Intermittent reinforcement is the delivery of a reward at irregular intervals, a method that has been determined to yield the greatest effort from the subject. The subject does not receive a reward each time they perform a desired behavior or according to any regular schedule but at seemingly random intervals.
It is a technique that often toxic family member, especially the parents, to confuse you. You will often find yourself confused with their reactions, I mean they have been mean to you in the past, but suddenly, they are nice to you. This action might make you believe that they have changed or trying their best to make it up to you, and when you are comfortable, their old self returns.
I have experienced this many times and started imagining that things will change. I will have a better relationship with my mother but always left heartbroken when she returns to her normal taunting behaviour. However, I stopped hoping for this to happen because I know it is impossible.
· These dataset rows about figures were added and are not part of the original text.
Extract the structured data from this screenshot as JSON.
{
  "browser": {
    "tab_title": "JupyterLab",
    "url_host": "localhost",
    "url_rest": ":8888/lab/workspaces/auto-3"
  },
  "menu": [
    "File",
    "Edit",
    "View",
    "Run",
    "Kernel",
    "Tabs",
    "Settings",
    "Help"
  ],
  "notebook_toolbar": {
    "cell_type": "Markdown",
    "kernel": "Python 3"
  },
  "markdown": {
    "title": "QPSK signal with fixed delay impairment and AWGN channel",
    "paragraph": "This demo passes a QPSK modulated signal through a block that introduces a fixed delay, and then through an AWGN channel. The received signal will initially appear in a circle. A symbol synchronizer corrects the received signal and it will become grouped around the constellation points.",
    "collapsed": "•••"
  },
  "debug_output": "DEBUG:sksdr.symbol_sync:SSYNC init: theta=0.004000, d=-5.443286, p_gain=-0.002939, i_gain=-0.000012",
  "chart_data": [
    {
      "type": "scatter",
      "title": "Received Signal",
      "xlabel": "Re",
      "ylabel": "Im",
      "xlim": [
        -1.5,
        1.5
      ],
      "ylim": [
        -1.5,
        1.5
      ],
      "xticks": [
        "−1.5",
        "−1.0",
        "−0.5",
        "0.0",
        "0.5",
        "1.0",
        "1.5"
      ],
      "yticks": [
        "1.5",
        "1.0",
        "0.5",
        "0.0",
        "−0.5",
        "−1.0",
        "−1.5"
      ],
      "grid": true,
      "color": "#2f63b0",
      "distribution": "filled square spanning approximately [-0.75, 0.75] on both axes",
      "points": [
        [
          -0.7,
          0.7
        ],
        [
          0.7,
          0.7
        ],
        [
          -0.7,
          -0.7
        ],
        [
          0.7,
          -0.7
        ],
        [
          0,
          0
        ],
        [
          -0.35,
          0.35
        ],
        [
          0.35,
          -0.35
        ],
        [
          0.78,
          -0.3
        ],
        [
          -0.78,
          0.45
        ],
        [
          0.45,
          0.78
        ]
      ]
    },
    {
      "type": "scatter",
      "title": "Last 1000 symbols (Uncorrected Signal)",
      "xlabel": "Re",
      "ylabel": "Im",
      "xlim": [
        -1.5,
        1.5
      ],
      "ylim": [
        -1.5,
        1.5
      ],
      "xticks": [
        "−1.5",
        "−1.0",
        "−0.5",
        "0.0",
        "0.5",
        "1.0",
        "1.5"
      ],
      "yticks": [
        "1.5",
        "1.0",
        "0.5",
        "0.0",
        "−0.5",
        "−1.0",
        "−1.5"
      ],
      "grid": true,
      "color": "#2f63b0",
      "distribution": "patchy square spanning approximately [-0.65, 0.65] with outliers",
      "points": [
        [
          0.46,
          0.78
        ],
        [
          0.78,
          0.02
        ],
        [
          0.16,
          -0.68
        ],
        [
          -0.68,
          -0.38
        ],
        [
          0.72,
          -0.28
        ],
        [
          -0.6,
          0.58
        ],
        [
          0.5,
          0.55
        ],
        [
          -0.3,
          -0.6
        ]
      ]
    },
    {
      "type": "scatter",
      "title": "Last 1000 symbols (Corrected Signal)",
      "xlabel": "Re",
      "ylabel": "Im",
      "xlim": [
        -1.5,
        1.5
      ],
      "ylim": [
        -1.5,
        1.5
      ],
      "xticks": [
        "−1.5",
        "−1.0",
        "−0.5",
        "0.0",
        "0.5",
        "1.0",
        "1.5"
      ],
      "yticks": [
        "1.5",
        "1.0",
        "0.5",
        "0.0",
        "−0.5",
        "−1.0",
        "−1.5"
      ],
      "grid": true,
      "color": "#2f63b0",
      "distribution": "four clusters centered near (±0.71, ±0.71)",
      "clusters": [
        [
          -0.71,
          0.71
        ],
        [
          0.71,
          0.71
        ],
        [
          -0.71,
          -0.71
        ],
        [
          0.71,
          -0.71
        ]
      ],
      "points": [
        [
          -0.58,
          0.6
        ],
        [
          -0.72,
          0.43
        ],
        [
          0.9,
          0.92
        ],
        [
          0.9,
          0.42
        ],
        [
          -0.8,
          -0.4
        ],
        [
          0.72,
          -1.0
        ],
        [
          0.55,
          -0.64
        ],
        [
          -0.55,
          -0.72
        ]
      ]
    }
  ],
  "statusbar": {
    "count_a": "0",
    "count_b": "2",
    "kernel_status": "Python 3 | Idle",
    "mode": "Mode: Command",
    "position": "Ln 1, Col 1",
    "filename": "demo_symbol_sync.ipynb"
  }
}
I began to understand that there is no consistency in a toxic parent, and I don’t want to ride along with the emotional roller coaster with her.
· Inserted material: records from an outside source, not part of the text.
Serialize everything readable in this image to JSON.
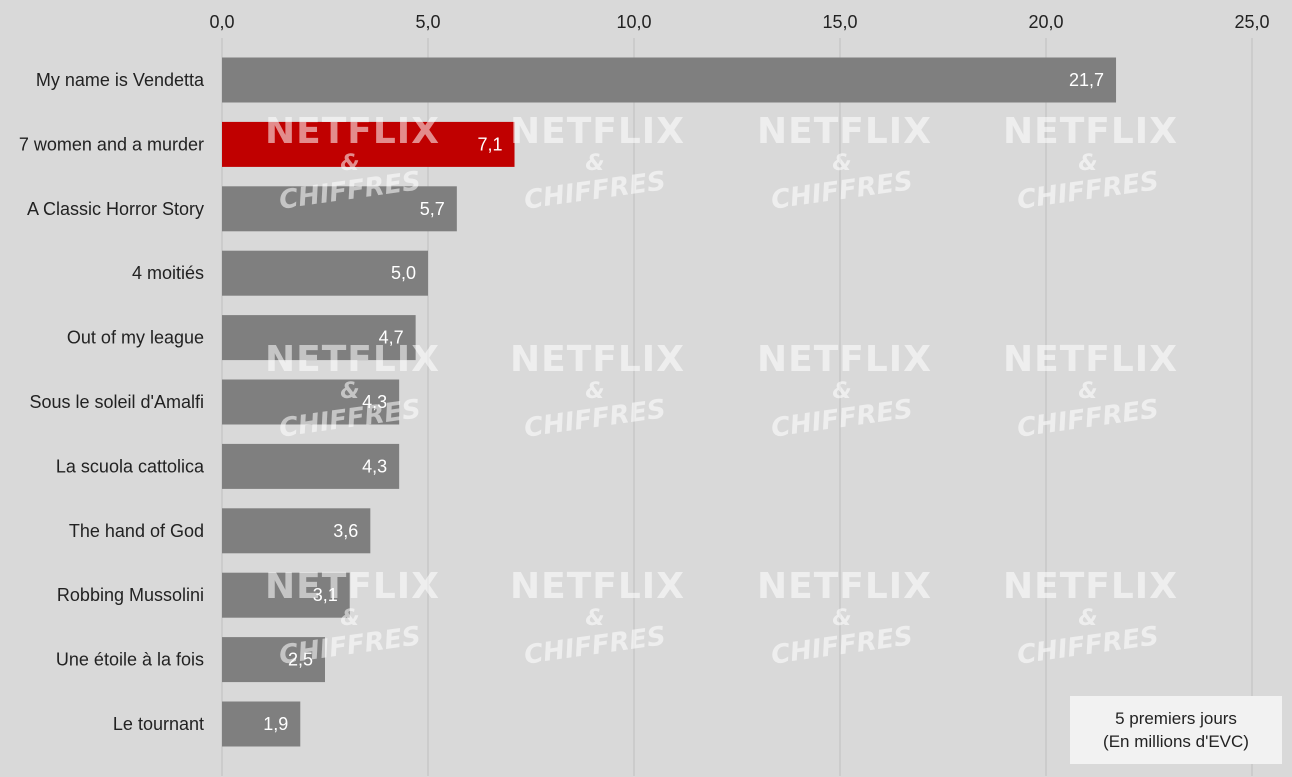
{
  "chart_data": {
    "type": "bar",
    "orientation": "horizontal",
    "categories": [
      "My name is Vendetta",
      "7 women and a murder",
      "A Classic Horror Story",
      "4 moitiés",
      "Out of my league",
      "Sous le soleil d'Amalfi",
      "La scuola cattolica",
      "The hand of God",
      "Robbing Mussolini",
      "Une étoile à la fois",
      "Le tournant"
    ],
    "values": [
      21.7,
      7.1,
      5.7,
      5.0,
      4.7,
      4.3,
      4.3,
      3.6,
      3.1,
      2.5,
      1.9
    ],
    "value_labels": [
      "21,7",
      "7,1",
      "5,7",
      "5,0",
      "4,7",
      "4,3",
      "4,3",
      "3,6",
      "3,1",
      "2,5",
      "1,9"
    ],
    "xlim": [
      0,
      25
    ],
    "x_ticks": [
      0,
      5,
      10,
      15,
      20,
      25
    ],
    "x_tick_labels": [
      "0,0",
      "5,0",
      "10,0",
      "15,0",
      "20,0",
      "25,0"
    ],
    "x_axis_position": "top",
    "grid": true,
    "highlight_index": 1,
    "colors": {
      "background": "#d9d9d9",
      "bar": "#7f7f7f",
      "highlight": "#c00000",
      "gridline": "#bfbfbf",
      "bar_label": "#ffffff",
      "axis_text": "#222222"
    },
    "legend_box": {
      "position": "bottom-right",
      "line1": "5 premiers jours",
      "line2": "(En millions d'EVC)"
    }
  },
  "watermark": {
    "line1": "NETFLIX",
    "line2": "&",
    "line3": "CHIFFRES"
  }
}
You can be an optimistic person like I am, but sometimes you will need to understand that there will be an underlying reason for someone who has treated you bad to show a sign of change suddenly. Look for the explanation and understand it before jumping into a conclusion. I am not saying that people cannot change, but I know that it will be difficult for someone who is so used to their behaviour, change overnight.
Keep Minimum Communication.
One of the best ways to deal with this is to have as little communication as possible. You don’t have to avoid them, but if you can stay away to prevent unwanted conflict, do it. You think being in the same room as that person but not talking can reduce the drama, but it is not always the case. You can control your action, but you will not be able to control theirs. Going in the same direction, you cannot promise that you can stop yourself from reacting to their action.
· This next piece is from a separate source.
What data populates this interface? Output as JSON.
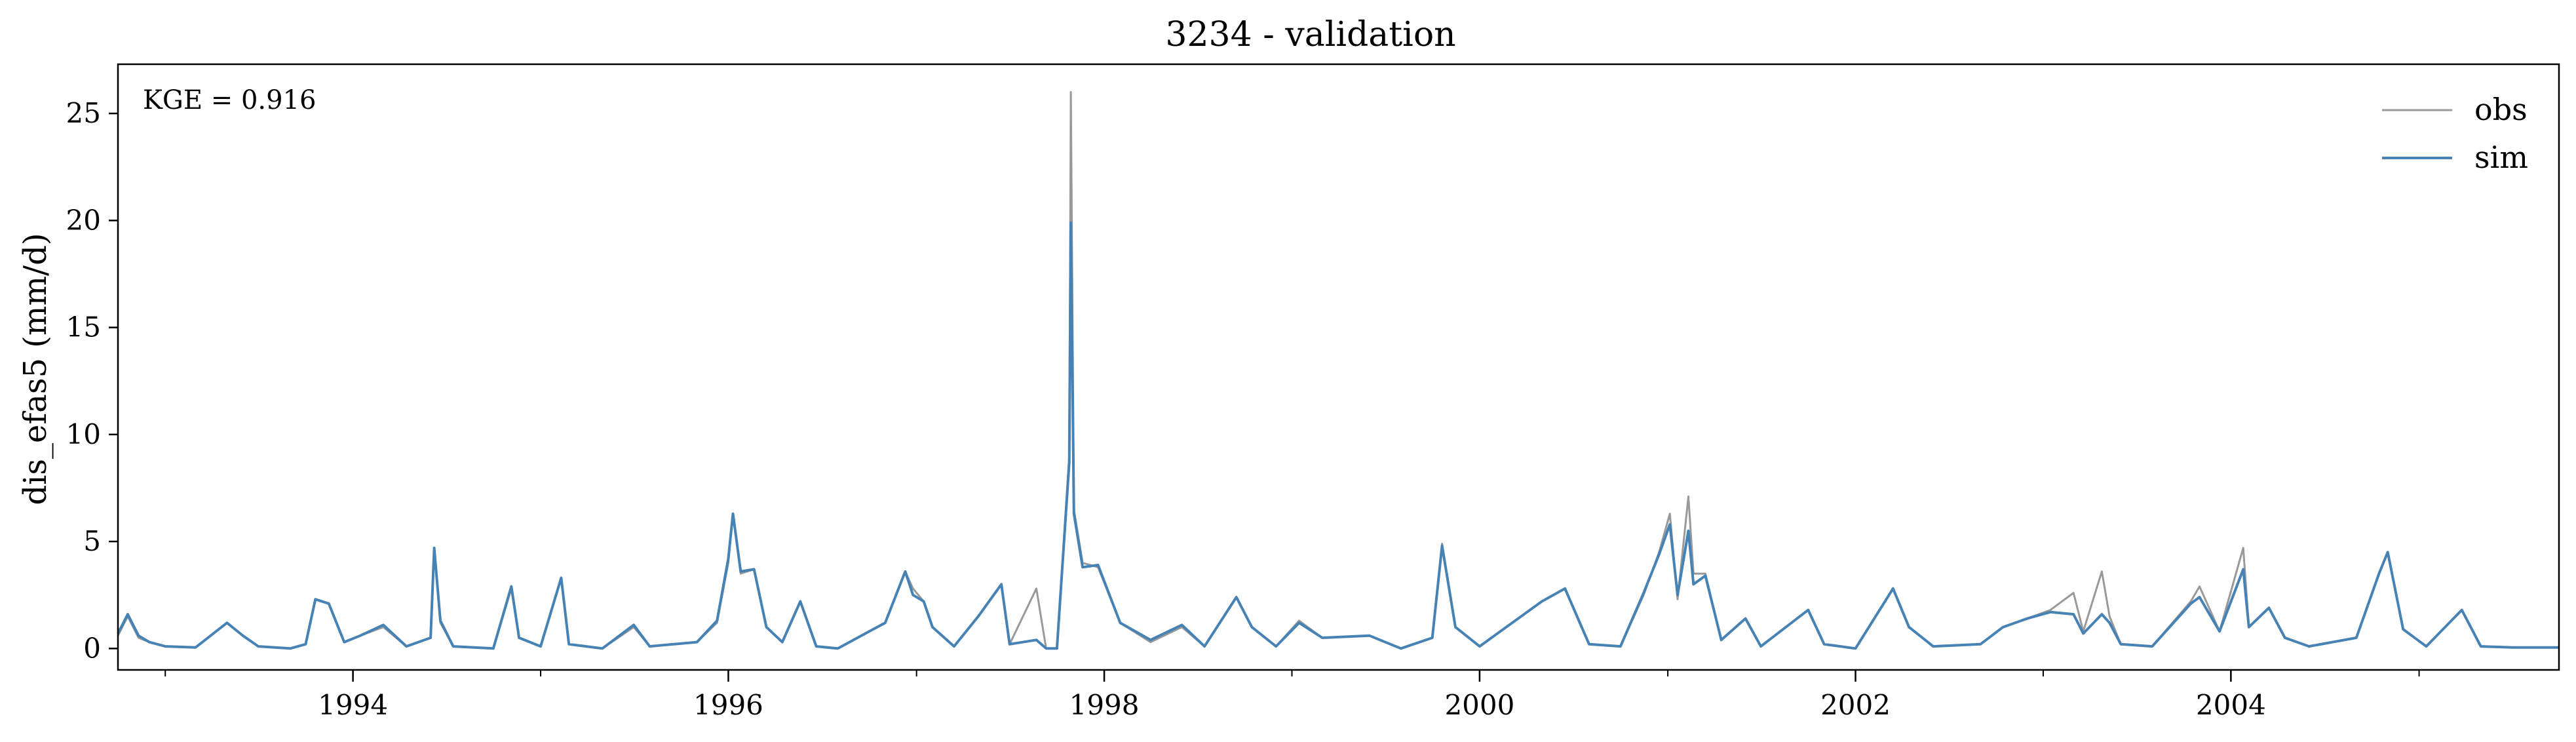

If this person is trying to contact you via text and call, you can always ignore it; yet I had experienced another thing when I moved out. My mother was no longer able to taunt me face to face, so she started sending me messages via WhatsApp, text messages, and continuously calling me beyond frustrating. In the beginning, I was still in fear of her hence I used to reply her messages and answer her phone calls, but quickly realize she was only doing this because my mother began to realize that she is slowly losing control over me. From my end, I knew I had to block her for some time because I didn’t want to stay in the same mind space as I once did while living under the same roof.
The whole taunting stopped, and my mother got off my back. However, every time I return home for a holiday, she would start all over again, but I remind myself that I have my own space now and choose to go back anytime I feel uncomfortable. And I did exactly that.
Forgive but don’t forget.
Last but not least, forgive them but don’t forget what they have done to you. As someone who endured physical and verbal abuse for most of my life; it is difficult to forgive the person that put you through the hard times that you don’t deserve in the first place. But, you will need to forgive them for what they did, not for them but your peace of mind.
Forgiving doesn’t come easy, and letting it go happens gradually. You don’t have to carry this burden anymore, and gracious will lift it off your shoulder. However, forgiving doesn’t mean forgetting. You remember what they did, and you will always be aware of what they are capable of doing but at the same time, you dwelling in what happened.
Doing any of the suggested actions doesn’t make you the bad child but just another adult trying to stay away from all the toxicity derived from your very own family. You are doing it for your good and personal growth.
You are not alone in this journey. Many children grew up in similar homes and looking for answers to deal with this situation. Searching for their freedom and start a life where they are allowed to be themselves and more importantly, being genuinely happy. You are more than all of it; All the experiences, and all the bad memories. Your upbringing doesn’t imply who you are as an adult and how you will be in your future family.